Although the name Jules Mastbaum may not be a household one today, he was most definitely boldface during his time, with his business and charity exploits making him the Philadelphia version of Bill Gates in the early part of the 20th century.
As the owner of Stanley Company of America, the largest operator of movie theaters in the country back then, Mastbaum was often featured in the business and society pages. Even his return from a 1924 vacation was cause for headlines and a welcome proclamation from Philadelphia Mayor W.¿Feeland Kendrick.
Mastbaum was just as well known for his many charitable efforts, including a stint as the first chair of the Building Fund of the city's central Jewish fundraising institution, a precursor to what is now the Jewish Federation of Greater Philadelphia. In fact, he was eulogized as "Philadelphia's best-loved philanthropist" at the time of his death in December 1926, shortly after the city of Philadelphia agreed to his vision of the museum.
That vision is in full view again, thanks to the efforts of a team of experts from the Philadelphia Museum of Art, which administers the Rodin Museum.
Jenny Thompson, the Gloria and Jack Drosdick associate curator of the Rodin Museum (and European painting before 1900 at the PMA), has been involved with the restoration project since its inception. She spent a great deal of time researching Mastbaum. In addition to coming away with a greater appreciation of him, she said, she also came to the realization that following Mastbaum's death, the whole project could have been scuttled by his widow, Etta.
Instead, Etta not only honored his wishes, but she transferred the entire collection to the city, with the provision that the city assume responsibility for its maintenance, thus allowing the museum to open its doors to the public in 1929. "Etta Mastbaum was the unsung hero of this project," Thompson said. "It was really up to her to carry on with his wishes and to see the financial commitment to the museum through."
Patrice Hickox, another of Mastbaum's granddaughters, put it even more succinctly: "It was his dream, but ultimately, it was her money."

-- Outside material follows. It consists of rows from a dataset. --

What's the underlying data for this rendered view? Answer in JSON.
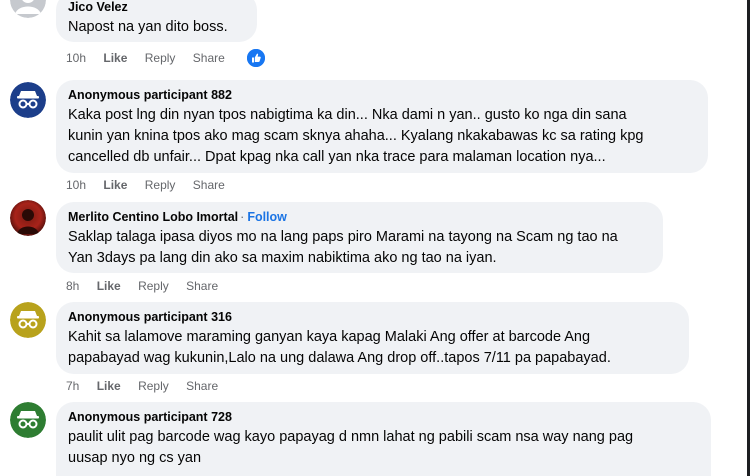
{
  "comments": [
    {
      "name": "Jico Velez",
      "text_lines": [
        "Napost na yan dito boss."
      ],
      "time": "10h",
      "like": "Like",
      "reply": "Reply",
      "share": "Share",
      "avatar": "default-profile-avatar",
      "reaction": "like-reaction-icon"
    },
    {
      "name": "Anonymous participant 882",
      "text_lines": [
        "Kaka post lng din nyan tpos nabigtima ka din... Nka dami n yan.. gusto ko nga din sana",
        "kunin yan knina tpos ako mag scam sknya ahaha... Kyalang nkakabawas kc sa rating kpg",
        "cancelled db unfair... Dpat kpag nka call yan nka trace para malaman location nya..."
      ],
      "time": "10h",
      "like": "Like",
      "reply": "Reply",
      "share": "Share",
      "avatar": "anonymous-avatar",
      "avatar_color": "#1c3e8a"
    },
    {
      "name": "Merlito Centino Lobo Imortal",
      "separator": "·",
      "follow": "Follow",
      "text_lines": [
        "Saklap talaga ipasa diyos mo na lang paps piro Marami na tayong na Scam ng tao na",
        "Yan 3days pa lang din ako sa maxim nabiktima ako ng tao na iyan."
      ],
      "time": "8h",
      "like": "Like",
      "reply": "Reply",
      "share": "Share",
      "avatar": "profile-photo-avatar"
    },
    {
      "name": "Anonymous participant 316",
      "text_lines": [
        "Kahit sa lalamove maraming ganyan kaya kapag Malaki Ang offer at barcode Ang",
        "papabayad wag kukunin,Lalo na ung dalawa Ang drop off..tapos 7/11 pa papabayad."
      ],
      "time": "7h",
      "like": "Like",
      "reply": "Reply",
      "share": "Share",
      "avatar": "anonymous-avatar",
      "avatar_color": "#b8a21c"
    },
    {
      "name": "Anonymous participant 728",
      "text_lines": [
        "paulit ulit pag barcode wag kayo papayag d nmn lahat ng pabili scam nsa way nang pag",
        "uusap nyo ng cs yan"
      ]
    }
  ]
}
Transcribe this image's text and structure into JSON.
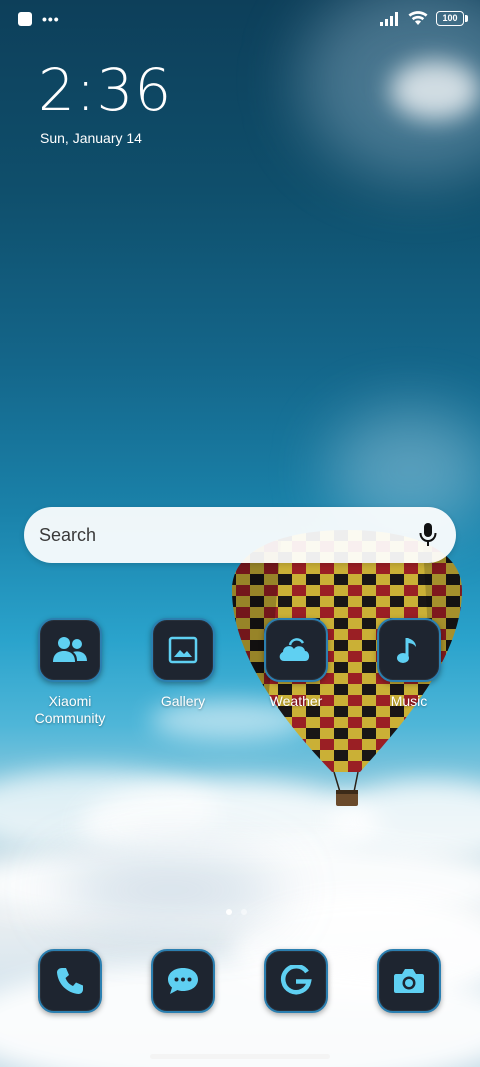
{
  "status_bar": {
    "battery": "100",
    "icons": [
      "notification-square-icon",
      "more-dots-icon",
      "signal-icon",
      "wifi-icon",
      "battery-icon"
    ]
  },
  "clock": {
    "time": "2:36",
    "date": "Sun, January 14"
  },
  "search": {
    "placeholder": "Search",
    "icon": "mic-icon"
  },
  "apps": [
    {
      "label": "Xiaomi\nCommunity",
      "icon": "people-icon"
    },
    {
      "label": "Gallery",
      "icon": "image-icon"
    },
    {
      "label": "Weather",
      "icon": "cloud-icon"
    },
    {
      "label": "Music",
      "icon": "music-note-icon"
    }
  ],
  "dock": [
    {
      "name": "Phone",
      "icon": "phone-icon"
    },
    {
      "name": "Messages",
      "icon": "chat-bubble-icon"
    },
    {
      "name": "Google",
      "icon": "google-g-icon"
    },
    {
      "name": "Camera",
      "icon": "camera-icon"
    }
  ],
  "pages": {
    "count": 2,
    "active": 1
  },
  "colors": {
    "icon_accent": "#5fd0f2",
    "tile_bg": "#1e2530",
    "tile_border": "#2b7fb0"
  }
}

Thompson and her team's dedication can be seen as visitors pass the Meudon Gate, fronted by The Thinker, and walk through the French garden designed by landscape architect Jacques Gréber, who also conceived the overall design of the Parkway. Approaching the entrance to the museum proper and the always-powerful Gates of Hell, the impact of the renovations becomes readily apparent.

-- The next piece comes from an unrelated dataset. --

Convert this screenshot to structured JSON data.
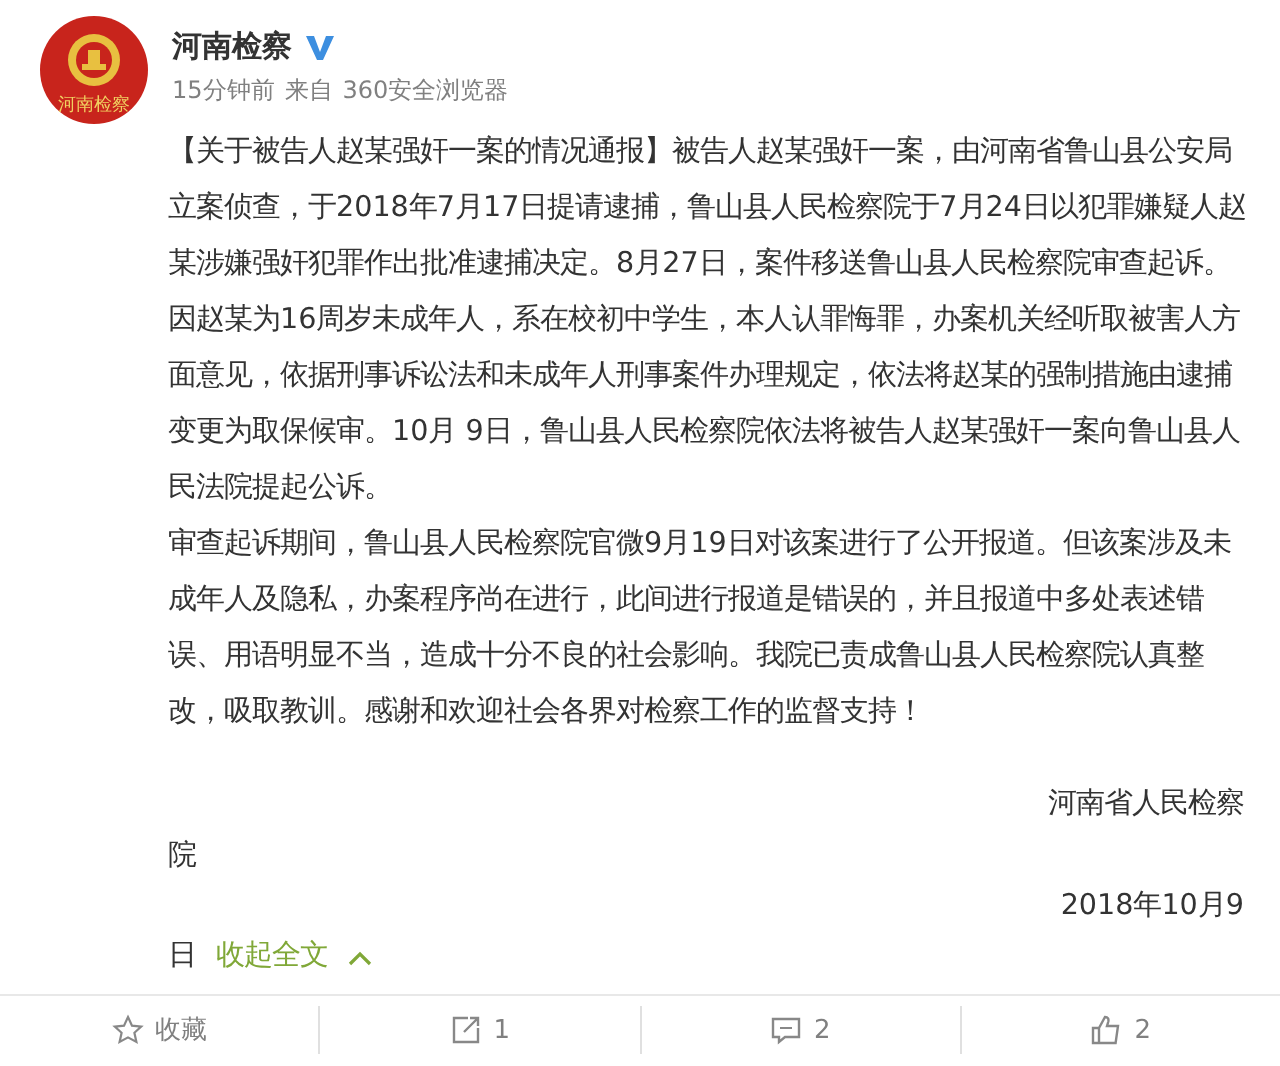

"The biggest changes that you will see at the Rodin are the things that we have reverted to look like they did in 1929," Thompson said. "The major sculptures are back in the garden —The Burghers of Calais on the east side, Adam and Eve in front of the building. We have also brought back the marble copy of The Kiss that Jules Mastbaum commissioned for the space. It looks very new but it's actually reverting to what it looked like."
That's not to say that there haven't been some 21st century upgrades. In addition to replacing the entire electrical system, there is WiFi throughout — the better to deliver a customizable smartphone app that allows visitors to take their own guided tours, focusing on the pieces and periods that interest them the most as they wander through what museum CEO Timothy Rub refers to as "this jewel box" of a museum designed by Paul Cret. In addition to numerous other landmark buildings, Cret also designed the Barnes Foundation's original home in Merion at the same time he was working on the Rodin Museum.
Cret made sure the art was the thing — in the main hall, suffused with natural light from a skylight that runs the length of the room; in the octagonal galleries that have been repainted in their original "Pompeian Red"; and in the ability to appreciate The Burghers of Calais from all angles en plain air — as Thompson put it, "I was struck by the stagecraft. It's an extraordinary set piece, and I think it has much to do with Jules Mastbaum's flair for movie theaters with lavish interiors."
Eighty-three years later, he still knows how to put on a show.